I think One API won't be a magical solution but SYCL with specific extensions, optimized libraries for Intel architectures. It's clear that new C++ standards (C++11, C++17, C++20) is taking centre stage and different vendors are already pushing this. Based on above developments we can try to answer questions mentioned at the beginning:
- How One API programming model will look like? : SYCL based C++ programming model with some extensions and optimized libraries?
- Will this be Intel's proprietary solution? : Not entirely but there will be some Intel specific extensions?
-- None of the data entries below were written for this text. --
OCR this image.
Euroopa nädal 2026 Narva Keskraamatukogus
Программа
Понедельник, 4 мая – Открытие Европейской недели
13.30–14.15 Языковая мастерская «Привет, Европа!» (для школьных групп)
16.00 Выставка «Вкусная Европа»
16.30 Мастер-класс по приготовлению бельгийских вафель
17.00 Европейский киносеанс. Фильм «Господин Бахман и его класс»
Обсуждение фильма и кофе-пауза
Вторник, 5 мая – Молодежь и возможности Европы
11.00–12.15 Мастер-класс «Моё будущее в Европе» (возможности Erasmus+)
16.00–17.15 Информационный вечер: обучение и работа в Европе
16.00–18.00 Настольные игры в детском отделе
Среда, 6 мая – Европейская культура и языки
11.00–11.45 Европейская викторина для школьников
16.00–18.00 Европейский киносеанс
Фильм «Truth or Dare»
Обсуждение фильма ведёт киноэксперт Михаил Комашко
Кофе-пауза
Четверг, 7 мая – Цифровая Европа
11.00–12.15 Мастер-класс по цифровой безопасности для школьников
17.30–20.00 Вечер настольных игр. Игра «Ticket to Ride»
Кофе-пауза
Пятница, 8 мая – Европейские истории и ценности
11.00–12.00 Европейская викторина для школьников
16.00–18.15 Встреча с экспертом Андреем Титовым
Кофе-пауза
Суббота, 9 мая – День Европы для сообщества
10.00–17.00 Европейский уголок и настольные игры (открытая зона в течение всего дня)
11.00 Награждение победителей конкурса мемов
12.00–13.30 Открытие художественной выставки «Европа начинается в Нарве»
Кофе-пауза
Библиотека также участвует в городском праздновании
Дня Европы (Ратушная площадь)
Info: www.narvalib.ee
- Will this be compatible with AMD or NVIDIA GPUs? : SYCL is open standard, so "theoretically" yes using other implementations?
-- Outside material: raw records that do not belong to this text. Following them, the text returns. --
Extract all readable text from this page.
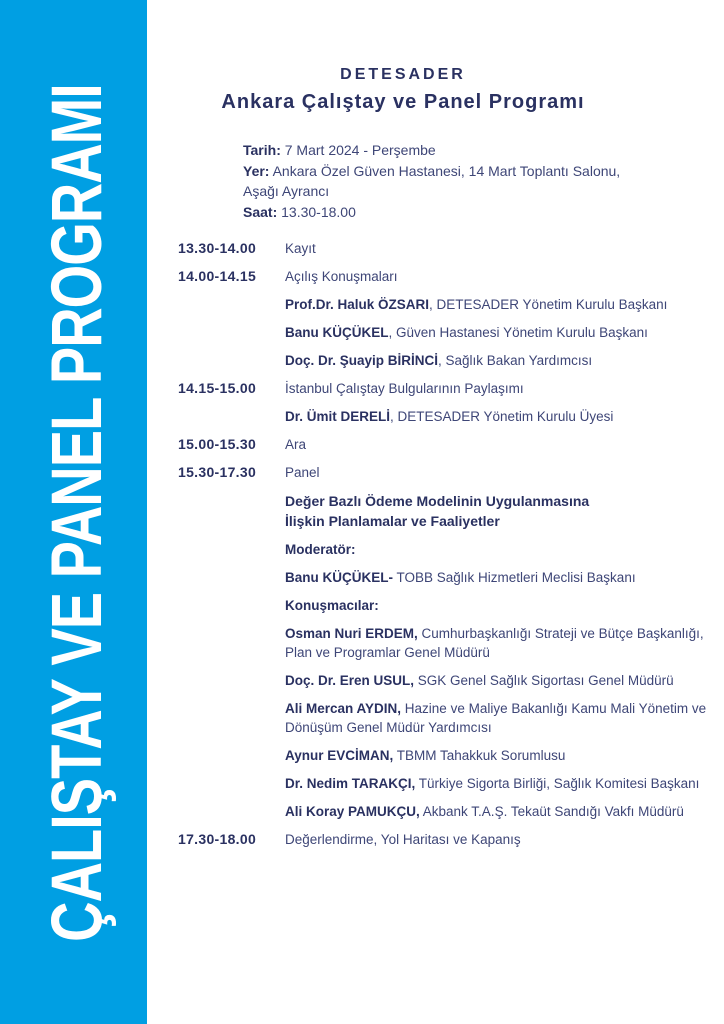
ÇALIŞTAY VE PANEL PROGRAMI
DETESADER
Ankara Çalıştay ve Panel Programı
Tarih: 7 Mart 2024 - Perşembe
Yer: Ankara Özel Güven Hastanesi, 14 Mart Toplantı Salonu, Aşağı Ayrancı
Saat: 13.30-18.00
13.30-14.00	Kayıt

14.00-14.15	Açılış Konuşmaları

Prof.Dr. Haluk ÖZSARI, DETESADER Yönetim Kurulu Başkanı

Banu KÜÇÜKEL, Güven Hastanesi Yönetim Kurulu Başkanı

Doç. Dr. Şuayip BİRİNCİ, Sağlık Bakan Yardımcısı

14.15-15.00	İstanbul Çalıştay Bulgularının Paylaşımı

Dr. Ümit DERELİ, DETESADER Yönetim Kurulu Üyesi

15.00-15.30	Ara

15.30-17.30	Panel

Değer Bazlı Ödeme Modelinin Uygulanmasına İlişkin Planlamalar ve Faaliyetler

Moderatör:

Banu KÜÇÜKEL- TOBB Sağlık Hizmetleri Meclisi Başkanı

Konuşmacılar:

Osman Nuri ERDEM, Cumhurbaşkanlığı Strateji ve Bütçe Başkanlığı, Plan ve Programlar Genel Müdürü

Doç. Dr. Eren USUL, SGK Genel Sağlık Sigortası Genel Müdürü

Ali Mercan AYDIN, Hazine ve Maliye Bakanlığı Kamu Mali Yönetim ve Dönüşüm Genel Müdür Yardımcısı

Aynur EVCİMAN, TBMM Tahakkuk Sorumlusu

Dr. Nedim TARAKÇI, Türkiye Sigorta Birliği, Sağlık Komitesi Başkanı

Ali Koray PAMUKÇU, Akbank T.A.Ş. Tekaüt Sandığı Vakfı Müdürü

17.30-18.00	Değerlendirme, Yol Haritası ve Kapanış
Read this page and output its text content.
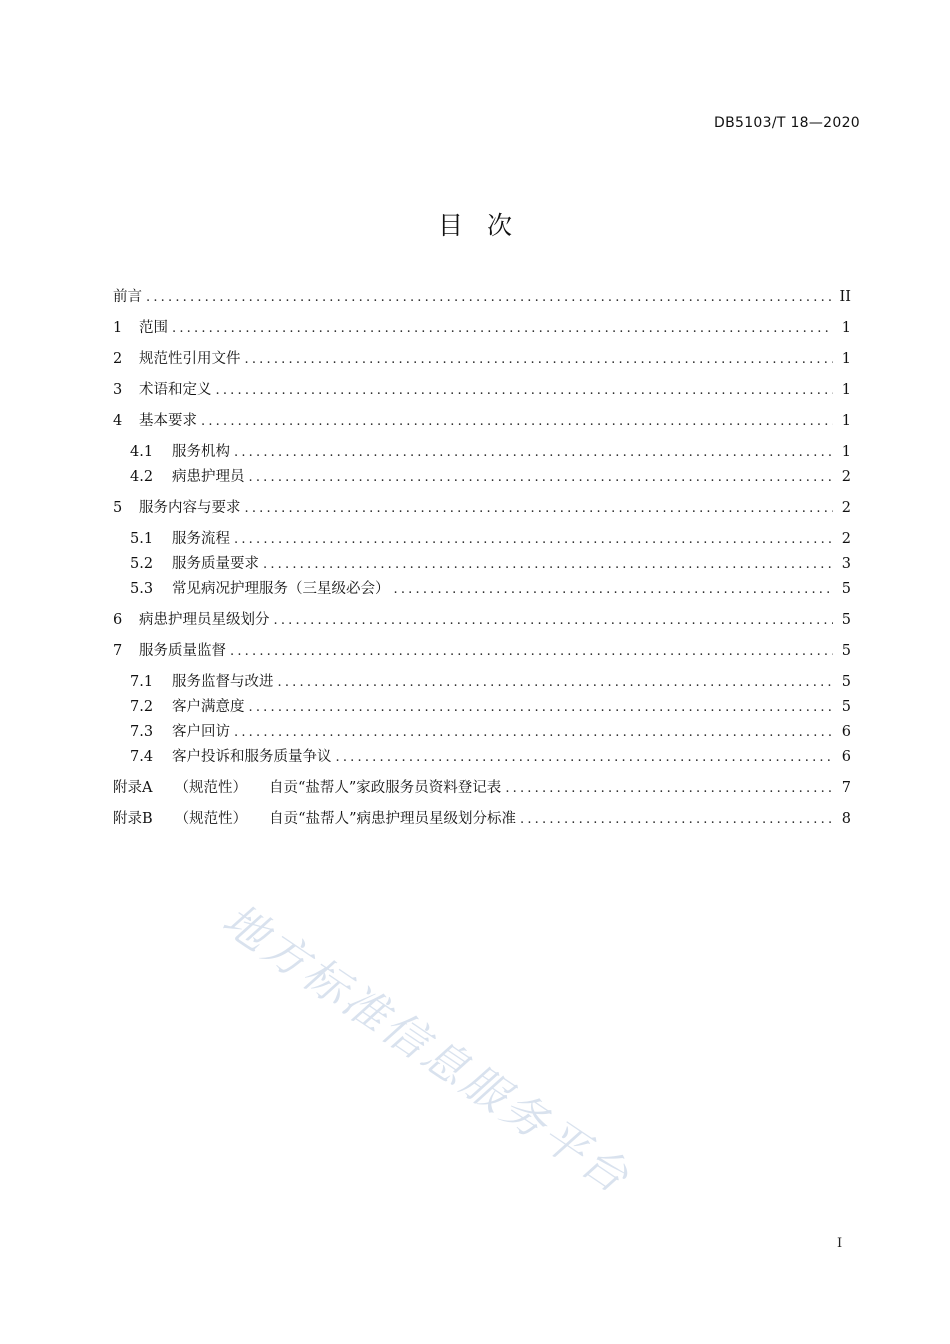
DB5103/T 18—2020
目次
前言 .....	II
1	范围 .....	1
2	规范性引用文件 .....	1
3	术语和定义 .....	1
4	基本要求 .....	1
4.1	服务机构 .....	1
4.2	病患护理员 .....	2
5	服务内容与要求 .....	2
5.1	服务流程 .....	2
5.2	服务质量要求 .....	3
5.3	常见病况护理服务（三星级必会） .....	5
6	病患护理员星级划分 .....	5
7	服务质量监督 .....	5
7.1	服务监督与改进 .....	5
7.2	客户满意度 .....	5
7.3	客户回访 .....	6
7.4	客户投诉和服务质量争议 .....	6
附录A （规范性） 自贡“盐帮人”家政服务员资料登记表 .....	7
附录B （规范性） 自贡“盐帮人”病患护理员星级划分标准 .....	8
地方标准信息服务平台
I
- Should I port my application to CUDA/HIP/OpenACC/OpenMP or wait for One API? : It's more about, can you move to future C++17/20 programming models with SYCL like interface? Implementations are still going to use OpenMP, ROCm, CUDA etc underneath.
Until Intel unveil beta release in Q4 2019, there is sufficient material for us learn about modern C++ and SYCL programming model. That's all for this post! Happy weekend!